Different Shape for Fliptime Fractal

Question

This is related to my previous question. I am generating images of how long it takes for a double pendulum to flip in different configurations. I was trying to find the shape of where it isn't energetically possible to flip where $3l_1 = l_2$ and $m_1 = m_2$, where $l$ is the lengths of the pendulums and m is the mass of the pendulums.

Here is my attempt (as directed by the answer to my question): The length of the first rod is $l_1$ and the length of the second rod is $3_l1$. Let $a = \frac{l_1}{2}$

Total energy:
$mga(1-cos\theta_1) + [mga(1-cos\theta_1) + 3mga(1-cos\theta_2)]$
$mga(1-cos\theta_1 + 1 - cos\theta_1 + 3 - 3cos\theta_2)$
$mga(5 - 3cos\theta_2 - 2cos\theta_1)$

Minimum energy configuration: $\theta_1 = 0$ and $\theta_2 = \pi$
Plugging...
$mga(5 - 3cos\pi - 2cos0)$
$mga(5 - 3(-1) - 2(1)$
$6mga$

Setting them equal and simplifying:
$mga(5 - 3cos\theta_2 - 2cos\theta_1) = 6mga$
$ -1(3cos\theta_2 + 2cos\theta_1) = 1$

Plotting in desmos, this does not form a square. When I try this method with $2l_1 = l_2$, it produces a shape that is a square. These results are incorrect (see the source in my previous question).
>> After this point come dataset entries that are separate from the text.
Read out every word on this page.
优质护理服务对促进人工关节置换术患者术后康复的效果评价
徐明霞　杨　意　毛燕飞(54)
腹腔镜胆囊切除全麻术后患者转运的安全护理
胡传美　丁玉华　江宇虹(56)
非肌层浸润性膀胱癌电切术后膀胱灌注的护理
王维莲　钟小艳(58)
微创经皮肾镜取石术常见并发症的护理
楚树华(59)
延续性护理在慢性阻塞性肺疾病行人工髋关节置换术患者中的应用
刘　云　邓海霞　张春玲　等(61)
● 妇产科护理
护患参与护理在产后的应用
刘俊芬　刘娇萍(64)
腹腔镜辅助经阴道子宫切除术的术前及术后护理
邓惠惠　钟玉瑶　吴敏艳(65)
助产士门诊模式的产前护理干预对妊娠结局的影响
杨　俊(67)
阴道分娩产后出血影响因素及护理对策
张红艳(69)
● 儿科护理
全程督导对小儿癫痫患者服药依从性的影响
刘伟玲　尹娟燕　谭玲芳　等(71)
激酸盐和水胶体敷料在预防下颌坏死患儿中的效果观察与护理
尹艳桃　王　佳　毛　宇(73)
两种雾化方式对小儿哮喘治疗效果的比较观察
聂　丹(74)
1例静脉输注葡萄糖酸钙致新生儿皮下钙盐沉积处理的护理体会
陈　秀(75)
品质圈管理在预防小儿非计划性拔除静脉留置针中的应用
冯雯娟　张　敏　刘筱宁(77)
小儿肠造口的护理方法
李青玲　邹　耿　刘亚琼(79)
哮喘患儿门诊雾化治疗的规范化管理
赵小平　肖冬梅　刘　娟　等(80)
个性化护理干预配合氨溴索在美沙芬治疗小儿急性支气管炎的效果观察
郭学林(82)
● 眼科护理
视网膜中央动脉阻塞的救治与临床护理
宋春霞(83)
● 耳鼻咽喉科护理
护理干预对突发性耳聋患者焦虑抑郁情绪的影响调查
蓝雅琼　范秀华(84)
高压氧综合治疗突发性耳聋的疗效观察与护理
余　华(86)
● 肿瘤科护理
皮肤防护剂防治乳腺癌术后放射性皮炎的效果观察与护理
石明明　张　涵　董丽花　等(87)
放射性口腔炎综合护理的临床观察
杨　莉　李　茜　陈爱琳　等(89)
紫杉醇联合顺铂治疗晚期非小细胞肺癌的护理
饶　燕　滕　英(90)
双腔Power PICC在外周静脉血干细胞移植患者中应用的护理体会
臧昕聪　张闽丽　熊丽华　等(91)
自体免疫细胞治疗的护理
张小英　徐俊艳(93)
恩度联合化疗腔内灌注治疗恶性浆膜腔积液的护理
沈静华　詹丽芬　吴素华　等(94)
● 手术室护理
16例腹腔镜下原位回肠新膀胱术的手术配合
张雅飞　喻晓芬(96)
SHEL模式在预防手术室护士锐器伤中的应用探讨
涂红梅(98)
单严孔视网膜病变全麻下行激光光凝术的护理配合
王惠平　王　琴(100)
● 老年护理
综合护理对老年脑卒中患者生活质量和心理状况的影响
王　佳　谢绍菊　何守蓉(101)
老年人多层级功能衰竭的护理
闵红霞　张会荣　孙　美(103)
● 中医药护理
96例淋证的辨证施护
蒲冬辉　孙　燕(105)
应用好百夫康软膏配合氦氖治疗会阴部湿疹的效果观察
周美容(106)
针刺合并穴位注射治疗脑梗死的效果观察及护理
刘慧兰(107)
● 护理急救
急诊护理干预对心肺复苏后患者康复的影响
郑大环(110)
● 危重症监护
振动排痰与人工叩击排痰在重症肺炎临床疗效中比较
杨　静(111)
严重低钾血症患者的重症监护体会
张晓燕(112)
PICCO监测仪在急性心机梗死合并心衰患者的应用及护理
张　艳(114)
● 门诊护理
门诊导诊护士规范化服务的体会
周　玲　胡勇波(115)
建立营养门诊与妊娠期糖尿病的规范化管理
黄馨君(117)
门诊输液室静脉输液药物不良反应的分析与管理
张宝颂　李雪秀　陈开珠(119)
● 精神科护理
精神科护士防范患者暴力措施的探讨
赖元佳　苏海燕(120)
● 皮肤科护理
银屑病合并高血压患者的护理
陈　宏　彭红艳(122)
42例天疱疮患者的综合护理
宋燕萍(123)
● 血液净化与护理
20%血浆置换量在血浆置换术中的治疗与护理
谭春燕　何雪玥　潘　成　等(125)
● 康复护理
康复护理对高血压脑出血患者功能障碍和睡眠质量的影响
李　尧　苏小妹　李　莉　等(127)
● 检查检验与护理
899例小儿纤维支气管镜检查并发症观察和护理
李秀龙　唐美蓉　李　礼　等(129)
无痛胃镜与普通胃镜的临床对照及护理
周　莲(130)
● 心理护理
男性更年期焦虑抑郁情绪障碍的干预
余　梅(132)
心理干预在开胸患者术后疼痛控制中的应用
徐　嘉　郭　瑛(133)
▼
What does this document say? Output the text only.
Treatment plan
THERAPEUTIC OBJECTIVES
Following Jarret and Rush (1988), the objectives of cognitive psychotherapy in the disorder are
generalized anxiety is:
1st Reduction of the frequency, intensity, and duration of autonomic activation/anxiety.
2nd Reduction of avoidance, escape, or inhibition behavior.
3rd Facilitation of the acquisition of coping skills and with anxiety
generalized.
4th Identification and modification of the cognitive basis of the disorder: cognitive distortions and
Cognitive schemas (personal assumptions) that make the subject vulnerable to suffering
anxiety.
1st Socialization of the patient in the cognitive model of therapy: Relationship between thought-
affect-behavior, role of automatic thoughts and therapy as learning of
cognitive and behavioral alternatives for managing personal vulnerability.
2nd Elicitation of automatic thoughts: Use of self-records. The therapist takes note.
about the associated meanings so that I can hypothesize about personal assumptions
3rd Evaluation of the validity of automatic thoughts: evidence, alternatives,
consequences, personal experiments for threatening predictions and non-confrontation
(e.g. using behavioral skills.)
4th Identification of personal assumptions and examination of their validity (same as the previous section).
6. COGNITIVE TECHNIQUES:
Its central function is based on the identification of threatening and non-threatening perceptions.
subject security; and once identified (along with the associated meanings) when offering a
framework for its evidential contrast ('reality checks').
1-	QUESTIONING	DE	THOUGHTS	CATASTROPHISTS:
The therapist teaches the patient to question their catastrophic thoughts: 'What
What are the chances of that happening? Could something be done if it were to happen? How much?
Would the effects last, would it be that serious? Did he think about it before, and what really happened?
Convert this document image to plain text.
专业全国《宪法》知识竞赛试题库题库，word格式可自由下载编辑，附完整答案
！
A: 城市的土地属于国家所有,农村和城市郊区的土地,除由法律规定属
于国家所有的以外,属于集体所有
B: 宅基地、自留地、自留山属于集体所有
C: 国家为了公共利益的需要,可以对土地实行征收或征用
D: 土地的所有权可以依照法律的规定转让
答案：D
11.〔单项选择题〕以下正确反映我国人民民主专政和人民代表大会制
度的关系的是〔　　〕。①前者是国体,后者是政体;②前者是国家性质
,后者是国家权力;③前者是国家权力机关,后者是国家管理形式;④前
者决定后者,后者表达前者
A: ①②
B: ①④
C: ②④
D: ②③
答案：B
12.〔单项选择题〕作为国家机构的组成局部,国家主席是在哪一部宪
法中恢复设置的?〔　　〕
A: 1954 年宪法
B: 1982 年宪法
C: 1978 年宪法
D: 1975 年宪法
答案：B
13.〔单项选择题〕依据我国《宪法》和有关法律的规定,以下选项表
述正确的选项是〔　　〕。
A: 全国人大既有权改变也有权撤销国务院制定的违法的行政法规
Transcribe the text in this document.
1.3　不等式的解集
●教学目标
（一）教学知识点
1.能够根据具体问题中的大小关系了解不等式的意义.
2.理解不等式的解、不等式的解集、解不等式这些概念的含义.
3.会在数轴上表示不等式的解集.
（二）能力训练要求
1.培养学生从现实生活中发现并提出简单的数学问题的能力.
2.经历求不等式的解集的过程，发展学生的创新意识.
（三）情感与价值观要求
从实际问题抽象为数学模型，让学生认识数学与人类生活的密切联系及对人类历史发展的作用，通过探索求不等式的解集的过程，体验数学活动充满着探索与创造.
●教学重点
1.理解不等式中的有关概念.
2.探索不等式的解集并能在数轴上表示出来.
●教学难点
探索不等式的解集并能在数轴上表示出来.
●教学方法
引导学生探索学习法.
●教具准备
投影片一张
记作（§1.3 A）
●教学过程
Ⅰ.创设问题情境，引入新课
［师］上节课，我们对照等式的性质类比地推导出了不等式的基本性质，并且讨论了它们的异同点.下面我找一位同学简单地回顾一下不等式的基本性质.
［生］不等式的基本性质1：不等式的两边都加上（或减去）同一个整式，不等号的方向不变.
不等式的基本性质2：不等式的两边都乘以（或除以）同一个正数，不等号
What am I doing wrong (did the authors of the pdf, in the previous post, mislabel their graphs?) Thanks :)

Answer 1

There is a mistake at the first line, more specifically in the second bracket term. I'll set $l_1=1$. The height for the first pendulum's center of mass is: $$ h_1 = -\frac12\cos\theta_1 $$ For the second pendulum's, it's: $$ h_2 = -\cos\theta_1-\frac{l_2}2\cos\theta_2 $$ The total potential energy (setting $mg=1$) is therefore: $$ E_p = h_1+h_2 = -\frac12(3\cos\theta_1+l_2\cos\theta_2) $$ In your case, $l_2 = 3$: $$ E_p = -\frac32(\cos\theta_1+\cos\theta_2) $$ The minimal energy flip is $E_p = 0$ (reached both for $\theta_1=0,\theta_2=\pi$ and $\theta_1=\pi,\theta_2=0$) so the curve is indeed: $$ \cos\theta_1+\cos\theta_2 = 0 $$

For $l_2=2$: $$ E_p = -\frac12(3\cos\theta_1+2\cos\theta_2) $$ the minimal energy flip is $E_p = -\frac12$ (reached for $\theta_1=0,\theta_2=\pi$), so the curve is indeed: $$ 3\cos\theta_1+2\cos\theta_2 = 1 $$ which is not a square (but it is not considered in the slides nor in the article).

Trying out for $l_2=4$ is also consistent with the slides.

Hope this helps.